"Just a couple of days ago there was an article that stated that SEVEN aircraft carriers and their support ships were head3ed out to sea on some sort of excercise."
Let's hope they get all the jumping-jacks in they can before the holocaust begins. Those ships will be our
ONLY defense!
What are they gonna do, send fighter pilots out to battle the asteroids? Shoot them down before they "get" us?
God Bless the Navy!
hehe . . it may not be the end of the world for all of us, but it could be for certain Islamic mujahadeen.
Fascinating!
(zik, zik, zik...sharpening Occam's Razor on a leather strop while posting)

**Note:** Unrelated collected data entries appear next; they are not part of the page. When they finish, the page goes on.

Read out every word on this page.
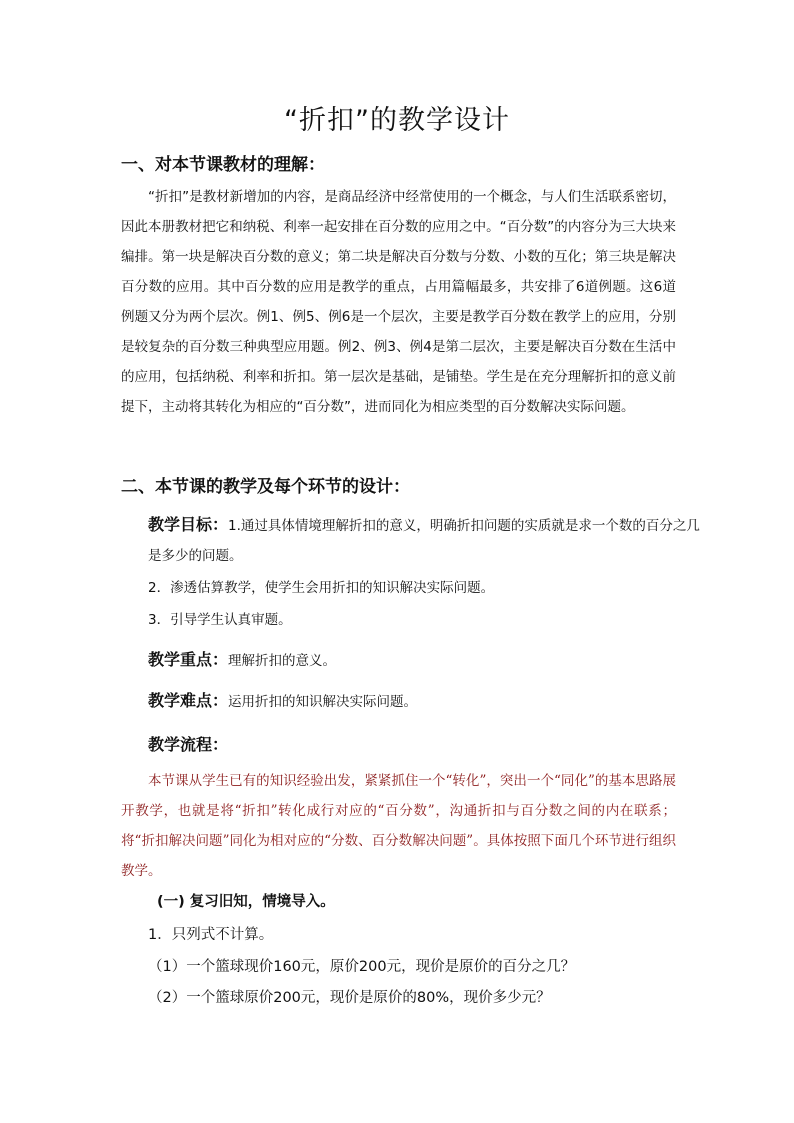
“折扣”的教学设计
一、对本节课教材的理解：

“折扣”是教材新增加的内容，是商品经济中经常使用的一个概念，与人们生活联系密切，因此本册教材把它和纳税、利率一起安排在百分数的应用之中。“百分数”的内容分为三大块来编排。第一块是解决百分数的意义；第二块是解决百分数与分数、小数的互化；第三块是解决百分数的应用。其中百分数的应用是教学的重点，占用篇幅最多，共安排了6道例题。这6道例题又分为两个层次。例1、例5、例6是一个层次，主要是教学百分数在教学上的应用，分别是较复杂的百分数三种典型应用题。例2、例3、例4是第二层次，主要是解决百分数在生活中的应用，包括纳税、利率和折扣。第一层次是基础，是铺垫。学生是在充分理解折扣的意义前提下，主动将其转化为相应的“百分数”，进而同化为相应类型的百分数解决实际问题。

二、本节课的教学及每个环节的设计：

教学目标：1.通过具体情境理解折扣的意义，明确折扣问题的实质就是求一个数的百分之几是多少的问题。

2．渗透估算教学，使学生会用折扣的知识解决实际问题。

3．引导学生认真审题。

教学重点：理解折扣的意义。

教学难点：运用折扣的知识解决实际问题。

教学流程：

本节课从学生已有的知识经验出发，紧紧抓住一个“转化”，突出一个“同化”的基本思路展开教学，也就是将“折扣”转化成行对应的“百分数”，沟通折扣与百分数之间的内在联系；将“折扣解决问题”同化为相对应的“分数、百分数解决问题”。具体按照下面几个环节进行组织教学。

(一) 复习旧知，情境导入。

1．只列式不计算。

（1）一个篮球现价160元，原价200元，现价是原价的百分之几？

（2）一个篮球原价200元，现价是原价的80%，现价多少元？
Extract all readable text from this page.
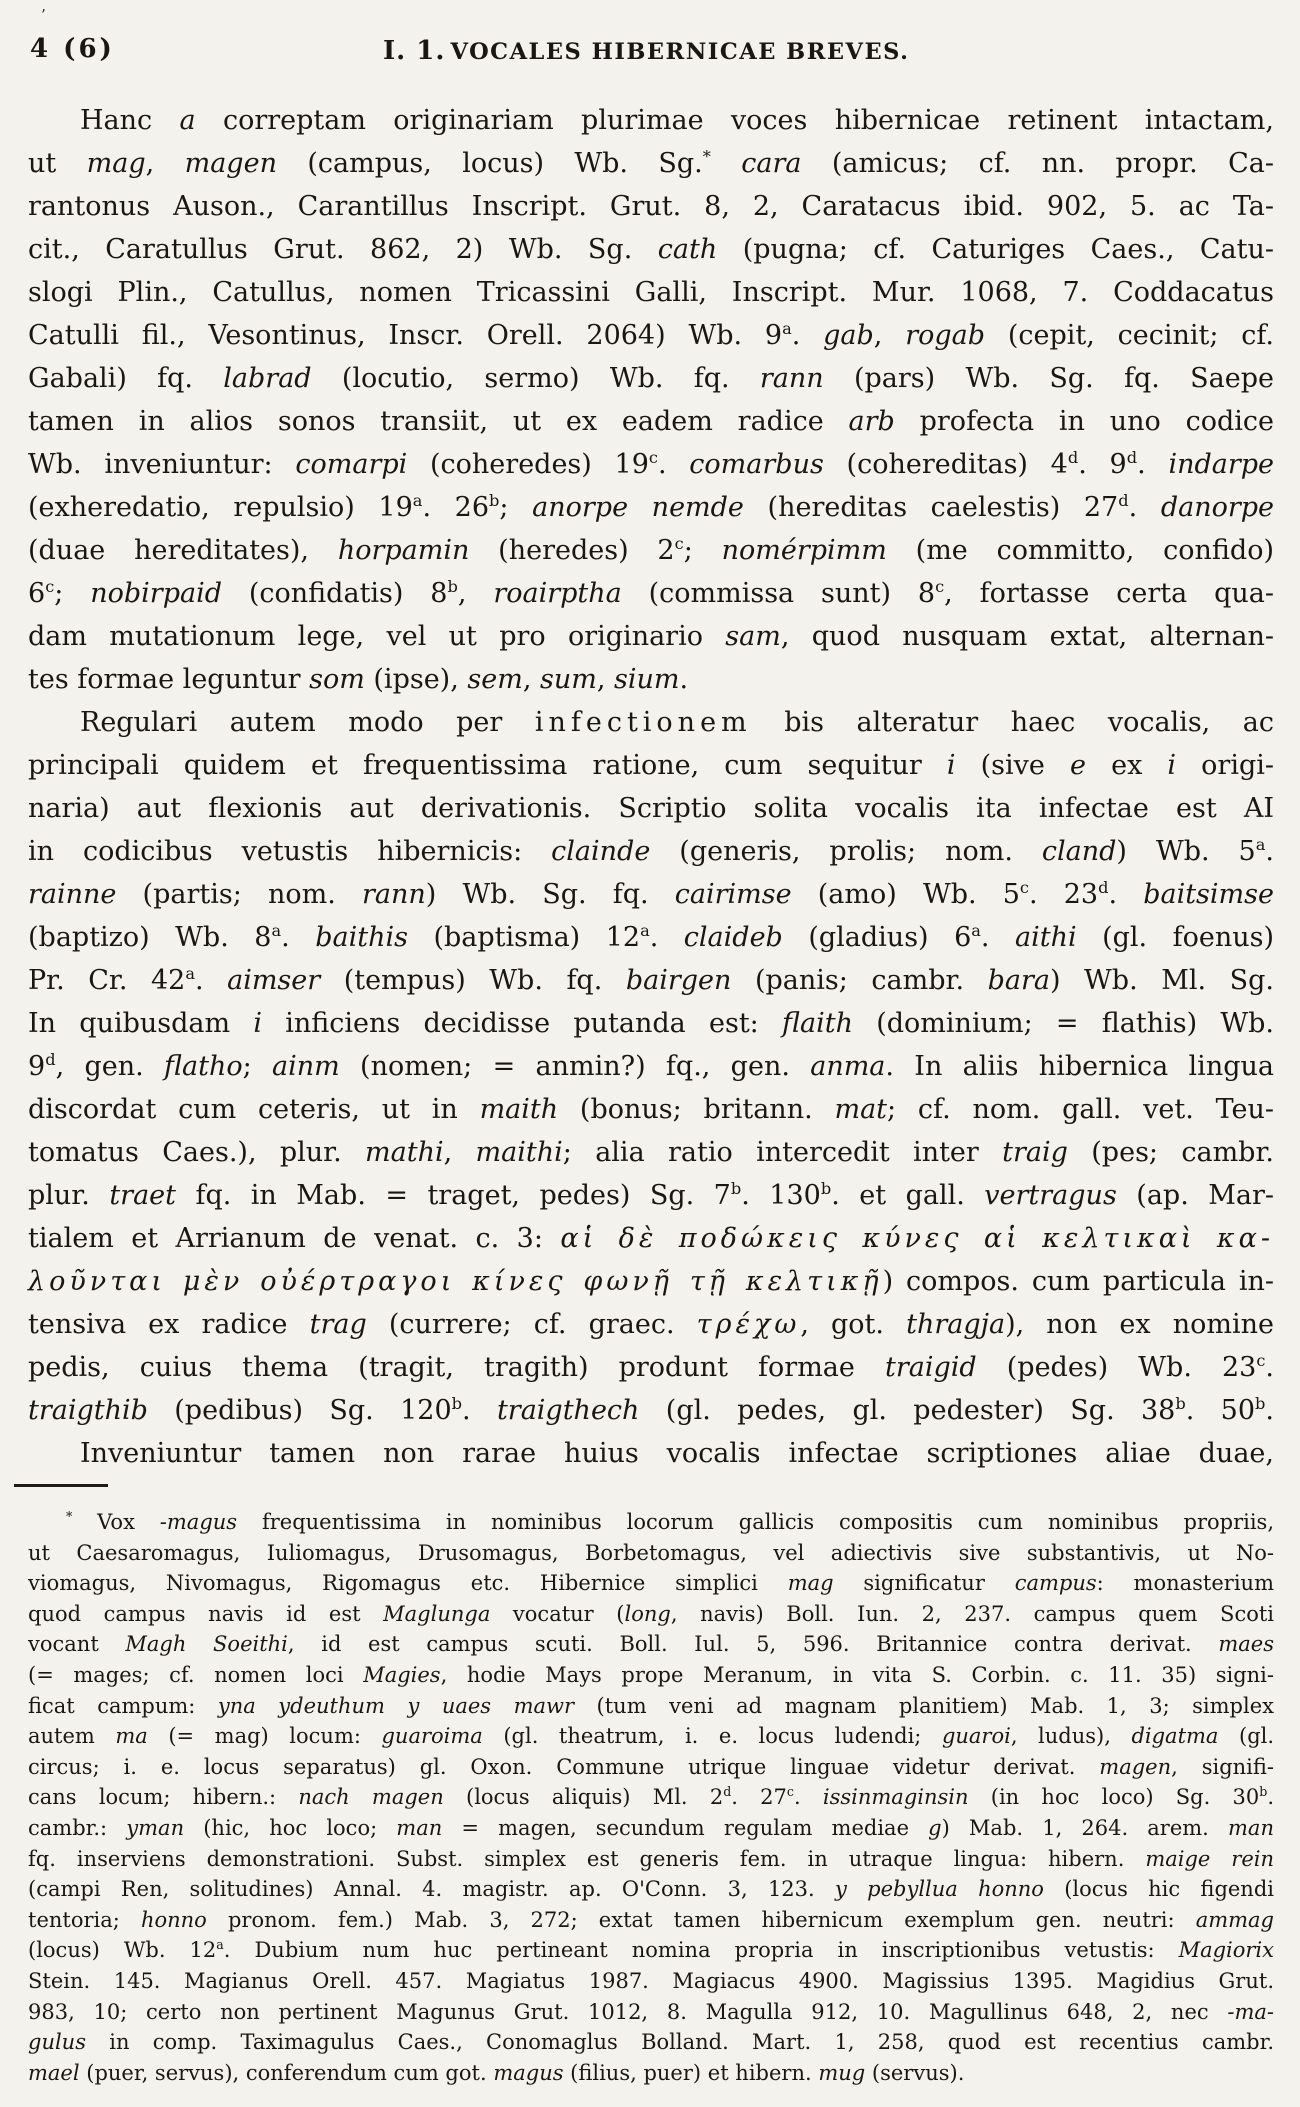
’
4 (6)	I. 1. VOCALES HIBERNICAE BREVES.
Hanc a correptam originariam plurimae voces hibernicae retinent intactam,
ut mag, magen (campus, locus) Wb. Sg.* cara (amicus; cf. nn. propr. Ca-
rantonus Auson., Carantillus Inscript. Grut. 8, 2, Caratacus ibid. 902, 5. ac Ta-
cit., Caratullus Grut. 862, 2) Wb. Sg. cath (pugna; cf. Caturiges Caes., Catu-
slogi Plin., Catullus, nomen Tricassini Galli, Inscript. Mur. 1068, 7. Coddacatus
Catulli fil., Vesontinus, Inscr. Orell. 2064) Wb. 9$^a$. gab, rogab (cepit, cecinit; cf.
Gabali) fq. labrad (locutio, sermo) Wb. fq. rann (pars) Wb. Sg. fq. Saepe
tamen in alios sonos transiit, ut ex eadem radice arb profecta in uno codice
Wb. inveniuntur: comarpi (coheredes) 19$^c$. comarbus (cohereditas) 4$^d$. 9$^d$. indarpe
(exheredatio, repulsio) 19$^a$. 26$^b$; anorpe nemde (hereditas caelestis) 27$^d$. danorpe
(duae hereditates), horpamin (heredes) 2$^c$; nomérpimm (me committo, confido)
6$^c$; nobirpaid (confidatis) 8$^b$, roairptha (commissa sunt) 8$^c$, fortasse certa qua-
dam mutationum lege, vel ut pro originario sam, quod nusquam extat, alternan-
tes formae leguntur som (ipse), sem, sum, sium.
Regulari autem modo per infectionem bis alteratur haec vocalis, ac
principali quidem et frequentissima ratione, cum sequitur i (sive e ex i origi-
naria) aut flexionis aut derivationis. Scriptio solita vocalis ita infectae est AI
in codicibus vetustis hibernicis: clainde (generis, prolis; nom. cland) Wb. 5$^a$.
rainne (partis; nom. rann) Wb. Sg. fq. cairimse (amo) Wb. 5$^c$. 23$^d$. baitsimse
(baptizo) Wb. 8$^a$. baithis (baptisma) 12$^a$. claideb (gladius) 6$^a$. aithi (gl. foenus)
Pr. Cr. 42$^a$. aimser (tempus) Wb. fq. bairgen (panis; cambr. bara) Wb. Ml. Sg.
In quibusdam i inficiens decidisse putanda est: flaith (dominium; = flathis) Wb.
9$^d$, gen. flatho; ainm (nomen; = anmin?) fq., gen. anma. In aliis hibernica lingua
discordat cum ceteris, ut in maith (bonus; britann. mat; cf. nom. gall. vet. Teu-
tomatus Caes.), plur. mathi, maithi; alia ratio intercedit inter traig (pes; cambr.
plur. traet fq. in Mab. = traget, pedes) Sg. 7$^b$. 130$^b$. et gall. vertragus (ap. Mar-
tialem et Arrianum de venat. c. 3: αἱ δὲ ποδώκεις κύνες αἱ κελτικαὶ κα-
λοῦνται μὲν οὐέρτραγοι κίνες φωνῇ τῇ κελτικῇ) compos. cum particula in-
tensiva ex radice trag (currere; cf. graec. τρέχω, got. thragja), non ex nomine
pedis, cuius thema (tragit, tragith) produnt formae traigid (pedes) Wb. 23$^c$.
traigthib (pedibus) Sg. 120$^b$. traigthech (gl. pedes, gl. pedester) Sg. 38$^b$. 50$^b$.
Inveniuntur tamen non rarae huius vocalis infectae scriptiones aliae duae,
* Vox -magus frequentissima in nominibus locorum gallicis compositis cum nominibus propriis,
ut Caesaromagus, Iuliomagus, Drusomagus, Borbetomagus, vel adiectivis sive substantivis, ut No-
viomagus, Nivomagus, Rigomagus etc. Hibernice simplici mag significatur campus: monasterium
quod campus navis id est Maglunga vocatur (long, navis) Boll. Iun. 2, 237. campus quem Scoti
vocant Magh Soeithi, id est campus scuti. Boll. Iul. 5, 596. Britannice contra derivat. maes
(= mages; cf. nomen loci Magies, hodie Mays prope Meranum, in vita S. Corbin. c. 11. 35) signi-
ficat campum: yna ydeuthum y uaes mawr (tum veni ad magnam planitiem) Mab. 1, 3; simplex
autem ma (= mag) locum: guaroima (gl. theatrum, i. e. locus ludendi; guaroi, ludus), digatma (gl.
circus; i. e. locus separatus) gl. Oxon. Commune utrique linguae videtur derivat. magen, signifi-
cans locum; hibern.: nach magen (locus aliquis) Ml. 2$^d$. 27$^c$. issinmaginsin (in hoc loco) Sg. 30$^b$.
cambr.: yman (hic, hoc loco; man = magen, secundum regulam mediae g) Mab. 1, 264. arem. man
fq. inserviens demonstrationi. Subst. simplex est generis fem. in utraque lingua: hibern. maige rein
(campi Ren, solitudines) Annal. 4. magistr. ap. O'Conn. 3, 123. y pebyllua honno (locus hic figendi
tentoria; honno pronom. fem.) Mab. 3, 272; extat tamen hibernicum exemplum gen. neutri: ammag
(locus) Wb. 12$^a$. Dubium num huc pertineant nomina propria in inscriptionibus vetustis: Magiorix
Stein. 145. Magianus Orell. 457. Magiatus 1987. Magiacus 4900. Magissius 1395. Magidius Grut.
983, 10; certo non pertinent Magunus Grut. 1012, 8. Magulla 912, 10. Magullinus 648, 2, nec -ma-
gulus in comp. Taximagulus Caes., Conomaglus Bolland. Mart. 1, 258, quod est recentius cambr.
mael (puer, servus), conferendum cum got. magus (filius, puer) et hibern. mug (servus).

If there were such an event actually in the offing, there wouldn't be a doggone thing that the full, combined resources of the world could do about it, let alone some poor fighter jock in an F-18. Or a whole bunch of them. Or all of them, all together.
The physics involved in stopping or deflecting say, a million ton piece of iron and nickel moving at the modest interplanetary relative speed of 20 kilometers a second are simply staggering. Even if there were plenty of notice, what're we going to do? Pop a bunch of nukes off in space in front of it? We end up with, at best, several pieces or a lot of pieces of iron and nickel, pretty much the same trajectory, and pretty much the same mass at about the same speed, only now it's a shotgun blast instead of a rifle bullet.
Our intrepid and heroic F-18 Squadron Commander with the granite jaw and the sexy 'Iceman' nickname at Angels Twelve over the Indian Ocean somewhere sees a brilliant flash of light for an instant, just before his plane comes apart around him from the shock wave.
No, either it really is some kind of huge 'surge exercise', or there's something dark going on in the military and diplomatic world. Maybe we're sending the PRC a message in response to something that they're poised to do, or something.
Just for the sake of argument, they are being sent to deep water so that any surge from an ocean impact is just a swell and not a tidal wave like it would be in shallow water.